BlackRock Finds More Risk Assets at Insurers Than ’08


Insurers got burned badly in the 2008 financial crisis. So almost a decade later, BlackRock Inc. scoured the industry’s $5 trillion in U.S. investments to figure out how they would fare if markets crash so hard again.

The answer: It could be worse.

The world’s largest money manager mined regulatory filings of more than 500 insurance companies and modeled their portfolios in a similar downturn. The stockpiles — underpinning obligations to policyholders across the nation — would drop by 11 percent on average across more than 260 property and casualty insurers in that group, according to its calculations. That’s significantly steeper, BlackRock estimates than their “mark-to-market” losses during the depths of the crisis.

The reason is pretty simple. Insurers needed to make up shortfalls after the crisis. But in a decade of low-interest rates they had to venture beyond their traditional holdings of vanilla bonds. They now own vast amounts of stocks, high-yield debt and a variety of alternative assets — a bucket that can include hard-to-sell stakes in private equity investments, hedge funds, and real estate.

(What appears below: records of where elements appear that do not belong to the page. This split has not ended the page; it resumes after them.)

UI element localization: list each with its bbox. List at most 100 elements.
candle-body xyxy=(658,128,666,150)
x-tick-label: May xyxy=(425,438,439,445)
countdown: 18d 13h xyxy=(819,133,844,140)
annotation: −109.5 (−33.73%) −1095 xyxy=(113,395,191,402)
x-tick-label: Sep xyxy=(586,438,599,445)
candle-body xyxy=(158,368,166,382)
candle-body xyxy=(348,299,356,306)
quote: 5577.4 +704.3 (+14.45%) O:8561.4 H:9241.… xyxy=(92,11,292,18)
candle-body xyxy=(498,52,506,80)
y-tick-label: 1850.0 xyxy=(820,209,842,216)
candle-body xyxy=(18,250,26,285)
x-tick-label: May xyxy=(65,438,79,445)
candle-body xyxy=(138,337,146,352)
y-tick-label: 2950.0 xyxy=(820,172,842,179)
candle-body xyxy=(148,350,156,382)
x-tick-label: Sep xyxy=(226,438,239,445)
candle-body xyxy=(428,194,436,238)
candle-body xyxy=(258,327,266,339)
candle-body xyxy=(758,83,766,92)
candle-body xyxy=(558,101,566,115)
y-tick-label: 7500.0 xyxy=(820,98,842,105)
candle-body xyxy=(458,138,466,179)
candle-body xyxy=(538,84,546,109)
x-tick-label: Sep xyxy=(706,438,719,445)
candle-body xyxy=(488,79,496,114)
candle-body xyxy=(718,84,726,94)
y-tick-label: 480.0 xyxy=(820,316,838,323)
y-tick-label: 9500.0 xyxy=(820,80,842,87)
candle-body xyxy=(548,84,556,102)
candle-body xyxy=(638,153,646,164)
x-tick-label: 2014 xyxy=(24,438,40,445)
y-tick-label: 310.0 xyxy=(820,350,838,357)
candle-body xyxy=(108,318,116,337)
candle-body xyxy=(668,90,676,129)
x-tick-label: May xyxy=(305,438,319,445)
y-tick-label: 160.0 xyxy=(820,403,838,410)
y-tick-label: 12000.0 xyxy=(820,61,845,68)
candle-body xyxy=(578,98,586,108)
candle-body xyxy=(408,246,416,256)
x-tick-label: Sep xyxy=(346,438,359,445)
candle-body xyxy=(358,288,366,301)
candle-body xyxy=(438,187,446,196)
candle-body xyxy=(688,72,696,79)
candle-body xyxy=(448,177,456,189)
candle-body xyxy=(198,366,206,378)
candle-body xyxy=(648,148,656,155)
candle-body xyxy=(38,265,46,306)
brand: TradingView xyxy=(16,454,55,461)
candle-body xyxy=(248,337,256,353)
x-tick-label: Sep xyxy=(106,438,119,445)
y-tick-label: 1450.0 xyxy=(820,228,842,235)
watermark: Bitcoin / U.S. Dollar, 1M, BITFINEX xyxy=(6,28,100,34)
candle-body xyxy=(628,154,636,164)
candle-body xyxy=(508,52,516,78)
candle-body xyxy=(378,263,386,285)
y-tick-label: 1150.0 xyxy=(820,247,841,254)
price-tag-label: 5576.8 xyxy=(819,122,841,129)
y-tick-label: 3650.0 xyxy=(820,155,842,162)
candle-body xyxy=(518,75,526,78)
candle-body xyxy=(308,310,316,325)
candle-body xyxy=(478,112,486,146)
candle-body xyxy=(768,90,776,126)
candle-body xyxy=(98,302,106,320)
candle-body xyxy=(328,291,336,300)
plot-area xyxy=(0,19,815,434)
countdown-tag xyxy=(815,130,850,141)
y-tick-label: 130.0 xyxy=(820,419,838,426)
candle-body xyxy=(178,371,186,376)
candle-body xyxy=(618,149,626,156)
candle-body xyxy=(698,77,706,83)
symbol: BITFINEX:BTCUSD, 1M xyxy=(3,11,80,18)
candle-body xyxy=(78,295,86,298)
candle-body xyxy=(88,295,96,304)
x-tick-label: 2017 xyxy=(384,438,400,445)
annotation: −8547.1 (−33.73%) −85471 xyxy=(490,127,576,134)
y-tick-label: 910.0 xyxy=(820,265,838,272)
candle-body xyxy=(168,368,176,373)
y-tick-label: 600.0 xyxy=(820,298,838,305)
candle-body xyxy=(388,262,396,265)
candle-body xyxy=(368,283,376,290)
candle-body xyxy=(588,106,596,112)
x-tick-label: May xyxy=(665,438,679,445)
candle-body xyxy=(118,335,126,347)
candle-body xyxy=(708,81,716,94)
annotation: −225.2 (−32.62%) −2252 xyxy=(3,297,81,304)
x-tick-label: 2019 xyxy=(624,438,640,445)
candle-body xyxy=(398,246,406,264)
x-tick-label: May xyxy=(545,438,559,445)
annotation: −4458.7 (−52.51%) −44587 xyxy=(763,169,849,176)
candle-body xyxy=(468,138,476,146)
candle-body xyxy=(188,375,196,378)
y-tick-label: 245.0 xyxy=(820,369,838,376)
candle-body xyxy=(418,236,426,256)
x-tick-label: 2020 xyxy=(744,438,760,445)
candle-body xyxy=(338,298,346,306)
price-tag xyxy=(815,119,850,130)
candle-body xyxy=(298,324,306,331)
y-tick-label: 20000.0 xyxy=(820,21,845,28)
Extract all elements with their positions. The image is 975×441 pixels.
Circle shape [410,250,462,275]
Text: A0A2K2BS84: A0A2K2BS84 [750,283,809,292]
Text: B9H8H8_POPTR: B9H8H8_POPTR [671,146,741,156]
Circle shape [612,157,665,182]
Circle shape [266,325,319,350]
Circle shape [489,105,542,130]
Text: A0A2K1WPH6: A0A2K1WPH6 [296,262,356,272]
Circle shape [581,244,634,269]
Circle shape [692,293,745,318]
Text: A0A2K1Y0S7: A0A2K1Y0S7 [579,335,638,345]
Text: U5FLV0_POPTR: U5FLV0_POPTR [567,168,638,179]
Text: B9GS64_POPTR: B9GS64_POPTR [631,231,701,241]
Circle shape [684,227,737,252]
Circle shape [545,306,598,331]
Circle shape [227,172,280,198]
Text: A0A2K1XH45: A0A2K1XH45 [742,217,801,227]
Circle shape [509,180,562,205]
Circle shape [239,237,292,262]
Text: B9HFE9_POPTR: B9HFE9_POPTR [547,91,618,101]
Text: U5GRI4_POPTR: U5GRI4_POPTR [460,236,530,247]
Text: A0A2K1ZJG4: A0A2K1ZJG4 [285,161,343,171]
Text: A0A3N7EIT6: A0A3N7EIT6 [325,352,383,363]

“There is more risk being put into these portfolios every year,” Zach Buchwald, the head of BlackRock’s financial institutions group for North America, said in an interview. And such shifts may become permanent, especially because many of the allocations are hard to reverse, he said.

The new diversity should provide a huge benefit, according to Buchwald. After all, it was concentrations of investments in mortgage-backed securities and certain equities that proved the biggest pitfalls during the crisis, a study by the Organization for Economic Co-operation and Development found.

Even piles of investments that appear diverse can drop in value if care isn’t taken to ensure the assets won’t move in unison. If that were to happen, insurers may still avoid locking in temporary mark-to-market losses by waiting out the turmoil for prices to recover, a strategy that helped them during the last crisis.

BlackRock examined the insurers’ portfolios — performing a sort of stress test — as it pitches a service called Aladdin. It didn’t publish the study. BlackRock is trying to sell the companies analytics and advice, helping them test how complex portfolios may perform under various conditions, so they can design them to withstand catastrophe.

‘Stretched Market’

The assessment comes at an interesting time. With U.S. stocks trading near record highs and the Federal Reserve starting to unwind years of extreme measures, there’s a raging debate on Wall Street over whether a big correction is looming — and if so, whether unforeseen faults in financial markets might crack open, as they did a decade ago.

“The strong ‘quest for yield’ remains visible in non-banks,” Allianz SE Chief Economic Adviser Mohamed El-Erian said in a Bloomberg View column this month. The group, which typically includes insurers, has pushed into asset classes “including what most deem to be a stretched market for high-yield bonds.”

Some insurers have been vocal about their shifts. Athene Holding Ltd., an insurer that leans on Apollo Global Management to oversee investments, is wagering on complex, hard-to-sell debt. Its alternatives portfolio, representing about 5 percent of total holdings, posted a 12.3 percent return on an annualized basis in the second quarter.

It’s among a handful of insurers backed by private equity firms betting they can earn better returns than peers focusing on traditional investments. But even MetLife Inc. and Prudential Financial Inc., two of the oldest and largest life insurers in the U.S., have said they’re pushing into commercial property bets and private market debt in search for yield.

Insurers are required to hold capital to absorb investment losses and to stockpile cash and other easy-to-sell instruments to pay policyholders when emergencies arise. Companies have strengthened their bulwarks over the past decade, Buchwald said.

“The industry is in a vastly different place than it was in 2008,” he said. “The regulatory changes and increased capital make the industry more resilient to potential downturns.”

Regulators do allow firms to lock up some funds in stickier investments to improve returns. “In the current low-interest-rate environment, perhaps a bit of illiquidity in a portfolio would not be harmful, if appropriately managed,” the National Association of Insurance Commissioners said in a statement on its website.